Providing Open Architecture High Availability Solutions
Providing Open Architecture High Availability Solutions
102
It is inevitable that a situation will occur which requires a rejuvenation of the system. This reboot
operation is needed from an application trigger to be used as a last resort in part of a recovery
operation.
11.5 Resilience
Resilience is the property of a component that allows it to continue full or partial function after
some or multiple faults occur. Thus, resilient components provide a higher availability level than
comparable non-resilient components.
The basic category of resilience applies to the actions taken from an operation. Beyond style,
platform features for common operations should be provided. All interactions with the high
availability interfaces need to check the inputs and validate the outputs. In addition, common
techniques for redundancy and voting operations can be provided to improve the resilience of an
application.
Properties of resilient components include the ability to detect a fault and compensate for the fault.

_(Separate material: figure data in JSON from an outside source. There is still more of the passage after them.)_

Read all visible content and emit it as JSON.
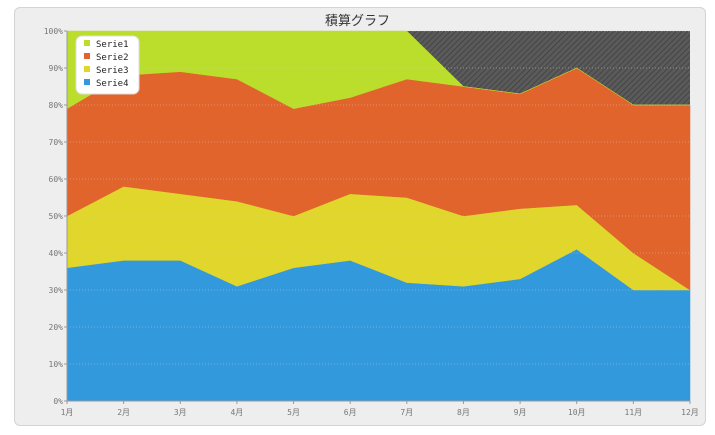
{
  "chart_data": {
    "type": "area",
    "stacked": true,
    "title": "積算グラフ",
    "categories": [
      "1月",
      "2月",
      "3月",
      "4月",
      "5月",
      "6月",
      "7月",
      "8月",
      "9月",
      "10月",
      "11月",
      "12月"
    ],
    "y_ticks": [
      "0%",
      "10%",
      "20%",
      "30%",
      "40%",
      "50%",
      "60%",
      "70%",
      "80%",
      "90%",
      "100%"
    ],
    "ylim": [
      0,
      100
    ],
    "legend_position": "top-left",
    "grid": true,
    "series": [
      {
        "name": "Serie4",
        "color": "#3399dd",
        "values": [
          36,
          38,
          38,
          31,
          36,
          38,
          32,
          31,
          33,
          41,
          30,
          30
        ]
      },
      {
        "name": "Serie3",
        "color": "#e1d62c",
        "values": [
          14,
          20,
          18,
          23,
          14,
          18,
          23,
          19,
          19,
          12,
          10,
          0
        ]
      },
      {
        "name": "Serie2",
        "color": "#e0642c",
        "values": [
          29,
          30,
          33,
          33,
          29,
          26,
          32,
          35,
          31,
          37,
          40,
          50
        ]
      },
      {
        "name": "Serie1",
        "color": "#bbdd2c",
        "values": [
          21,
          12,
          11,
          13,
          21,
          18,
          13,
          0,
          0,
          0,
          0,
          0
        ]
      }
    ],
    "legend_order": [
      "Serie1",
      "Serie2",
      "Serie3",
      "Serie4"
    ],
    "remainder_fill": "#555555"
  }
}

This may be utilizing alternate resources, or correcting the error. For example:
• Error-correcting memory can be an example of a resilient component. If errors are detected
and corrected, an area of memory can be taken out of service and moved to another section of
memory that is operating correctly. Then the memory addresses would be re-mapped to use the
good memory.
• In software, database data is required to be correct, but disk writes of data with
interdependencies cannot be written atomically. Databases are resilient to non-atomic writes,
by adhering to a strict sequence of writes so that any errors can be corrected.
Using these and other similar methods of design can make an application or system resilient to
faults. If one analyzes the faults that could occur in a system and puts methods in place to
automatically resolve the faults, it increases system availability. The highest service availability
values are usually reached with a combination or resilience, redundancy, and good design practice.